Jury Nullification Is A No-No

Gregory Lioce was involved in a multi-vehicle traffic crash.  Identifying the at-fault driver was difficult.  Gregory Lioce argued that Dana Cohen changed lanes into him.  Dana Cohen said Mr. Lioce turned left into her.  Mr. Lioce was then rear-ended by John Wilson, who argued that he was not negligent because he had been cut off.  


In closing at trial, counsel for Wilson argued in favor of the jury sending a message.  Counsel said:


the only way that people and their lawyers will stop bringing cases like this is if juries start saying: No. Enough is enough.


It has always been said that the American jury system is the conscience of our society; that when a jury speaks through its verdict, it's a reflection of society's values and beliefs and what justice is or should be.


This jury, you, have a tremendous responsibility here. Like I said, it's not a high profile case, but your responsibility here is no less. You have the opportunity here with your verdict to say enough is enough.


Lioce v. Cohen, 124 Nev. 1, 9-10, 174 P.3d 970, 975-976 , 2008 Nev. LEXIS 1, *10-11 (Nev. 2008).  


The Nevada Supreme Court defined jury nullification as follows:


    [a] jury's knowing and deliberate rejection of the evidence or refusal to apply the law either because the jury wants to send a message about some social issue that is  [**983]  larger than the case itself or because the result dictated by law is contrary to the jury's sense of justice, morality, or fairness. 


Id., 124 Nev. at 20, 174 P.3d at 982-983, 2008 Nev. LEXIS 1 at *34


The Court said that counsel’s arguments failed to focus on the facts and law of the case and suggested that “if the jury found in the defendants' favors, the jury could remedy the social ills of frivolous lawsuits.”  The Court overturned the verdict in favor of the Defendants stating that counsel:


asked the jury to "send a message" about frivolous lawsuits. His arguments were directed at causing the jurors to harbor disdain for the civil jury process--a defining, foundational characteristic of our legal system--and at perpetuating a misconception that most personal injury cases are unfounded and brought in bad faith by unscrupulous lawyers. These arguments were irrelevant to the cases at hand and improper in a court of law and constitute a clear attempt at jury nullification.

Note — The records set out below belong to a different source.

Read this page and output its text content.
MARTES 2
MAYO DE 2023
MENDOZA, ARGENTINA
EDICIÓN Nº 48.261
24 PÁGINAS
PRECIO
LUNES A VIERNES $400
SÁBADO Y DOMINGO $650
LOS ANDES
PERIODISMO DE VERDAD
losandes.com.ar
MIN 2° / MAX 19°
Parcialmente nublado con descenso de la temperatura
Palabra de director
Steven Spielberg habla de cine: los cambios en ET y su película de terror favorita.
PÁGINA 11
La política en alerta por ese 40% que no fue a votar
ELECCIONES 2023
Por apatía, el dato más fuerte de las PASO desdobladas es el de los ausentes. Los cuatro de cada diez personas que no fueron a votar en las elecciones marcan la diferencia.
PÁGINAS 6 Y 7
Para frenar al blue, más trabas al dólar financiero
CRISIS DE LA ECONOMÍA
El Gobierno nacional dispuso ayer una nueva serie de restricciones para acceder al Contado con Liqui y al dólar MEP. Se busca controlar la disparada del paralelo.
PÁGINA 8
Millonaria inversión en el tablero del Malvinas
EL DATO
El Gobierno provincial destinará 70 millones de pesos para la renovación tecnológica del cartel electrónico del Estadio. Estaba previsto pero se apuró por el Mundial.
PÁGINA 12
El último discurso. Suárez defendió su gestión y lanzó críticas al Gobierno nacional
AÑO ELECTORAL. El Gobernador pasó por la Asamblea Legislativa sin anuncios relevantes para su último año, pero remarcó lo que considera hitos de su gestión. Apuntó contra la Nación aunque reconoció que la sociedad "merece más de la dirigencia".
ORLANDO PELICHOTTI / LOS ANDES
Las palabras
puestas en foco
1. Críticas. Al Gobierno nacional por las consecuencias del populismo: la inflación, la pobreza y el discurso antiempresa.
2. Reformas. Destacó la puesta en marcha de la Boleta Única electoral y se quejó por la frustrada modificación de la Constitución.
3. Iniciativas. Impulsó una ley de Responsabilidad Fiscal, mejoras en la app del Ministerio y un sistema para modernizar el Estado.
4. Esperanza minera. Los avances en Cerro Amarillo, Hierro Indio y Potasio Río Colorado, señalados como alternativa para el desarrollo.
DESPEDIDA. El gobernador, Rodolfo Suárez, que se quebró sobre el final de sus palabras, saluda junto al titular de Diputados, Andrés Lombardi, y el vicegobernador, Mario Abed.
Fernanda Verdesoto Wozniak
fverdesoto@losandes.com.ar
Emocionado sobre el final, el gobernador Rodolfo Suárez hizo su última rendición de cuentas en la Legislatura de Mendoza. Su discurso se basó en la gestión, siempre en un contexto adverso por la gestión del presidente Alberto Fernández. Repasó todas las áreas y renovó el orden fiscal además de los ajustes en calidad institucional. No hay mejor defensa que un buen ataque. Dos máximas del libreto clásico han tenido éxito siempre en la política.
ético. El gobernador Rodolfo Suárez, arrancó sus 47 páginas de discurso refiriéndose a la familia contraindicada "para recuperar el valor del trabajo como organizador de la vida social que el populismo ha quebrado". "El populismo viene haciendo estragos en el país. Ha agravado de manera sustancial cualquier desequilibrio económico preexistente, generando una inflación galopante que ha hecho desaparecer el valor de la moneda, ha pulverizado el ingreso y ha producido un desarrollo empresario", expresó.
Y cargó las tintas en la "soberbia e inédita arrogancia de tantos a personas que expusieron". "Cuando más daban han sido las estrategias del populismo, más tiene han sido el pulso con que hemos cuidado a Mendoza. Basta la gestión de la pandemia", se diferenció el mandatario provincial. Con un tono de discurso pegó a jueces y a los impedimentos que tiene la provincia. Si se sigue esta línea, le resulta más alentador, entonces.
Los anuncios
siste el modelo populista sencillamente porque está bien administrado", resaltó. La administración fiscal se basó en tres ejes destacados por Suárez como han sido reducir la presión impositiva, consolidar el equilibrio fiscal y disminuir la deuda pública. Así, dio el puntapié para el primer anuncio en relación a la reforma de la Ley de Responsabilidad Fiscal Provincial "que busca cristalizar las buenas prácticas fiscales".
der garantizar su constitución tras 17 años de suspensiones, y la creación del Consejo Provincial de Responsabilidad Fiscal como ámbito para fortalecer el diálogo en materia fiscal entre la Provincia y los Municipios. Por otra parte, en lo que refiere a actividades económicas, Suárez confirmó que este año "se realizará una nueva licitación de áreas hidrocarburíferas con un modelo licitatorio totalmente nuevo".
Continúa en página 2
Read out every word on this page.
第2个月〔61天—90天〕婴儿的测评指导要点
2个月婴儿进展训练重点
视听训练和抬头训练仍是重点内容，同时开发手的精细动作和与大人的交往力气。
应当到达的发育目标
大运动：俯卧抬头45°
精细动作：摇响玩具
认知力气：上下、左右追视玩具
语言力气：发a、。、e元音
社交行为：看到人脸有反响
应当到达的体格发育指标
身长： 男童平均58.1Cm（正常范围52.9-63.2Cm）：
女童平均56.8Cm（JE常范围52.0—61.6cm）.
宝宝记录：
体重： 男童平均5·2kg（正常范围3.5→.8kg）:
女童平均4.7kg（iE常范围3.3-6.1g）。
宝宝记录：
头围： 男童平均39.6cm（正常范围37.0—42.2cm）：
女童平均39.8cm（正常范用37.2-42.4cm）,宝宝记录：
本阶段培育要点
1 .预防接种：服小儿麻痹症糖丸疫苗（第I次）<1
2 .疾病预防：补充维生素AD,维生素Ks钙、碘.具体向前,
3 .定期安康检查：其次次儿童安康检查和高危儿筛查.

Id., 124 Nev. at 21, 174 P.3d at 983, 2008 Nev. LEXIS 1 at *35.


Arguments favoring jury nullification can amount to misconduct.  However, just because counsel is asking for the jury to send a message does not automatically amount to a request for jury nullification.  In the case of Capanna v. Orth, 134 Nev. 888, 890-891, 432 P.3d 726, 731, 2018 Nev. LEXIS 119, *5, 134 Nev. Adv. Rep. 108, 2018 WL 6804354, the Nevada Supreme Court explained:


To the extent there were statements asking the jury to send a message, we have held that "such arguments are not prohibited so long as the attorney is not asking the jury to ignore the evidence." Pizarro-Ortega v. Cervantes-Lopez, 133 Nev. 261, 269, 396 P.3d 783, 790 (2017). Here, it is clear that counsel did not implore the jury to disregard the evidence. See Lioce, 124 Nev. at 20, 174 P.3d at 982 ("Whether an attorney's comments are misconduct is a question of law, which we review de novo . . . ."). As we concluded in Pizarro-Ortega, counsel asked the jury to arrive at its decision "based on the evidence." 133 Nev. at 269, 396 P.3d at 790. Therefore, counsel did not improperly advocate for jury nullification.


Thus, when counsel makes such an argument on sending a message, the attorney must always temper that argument by reminding the jury to base its decisions on the evidence.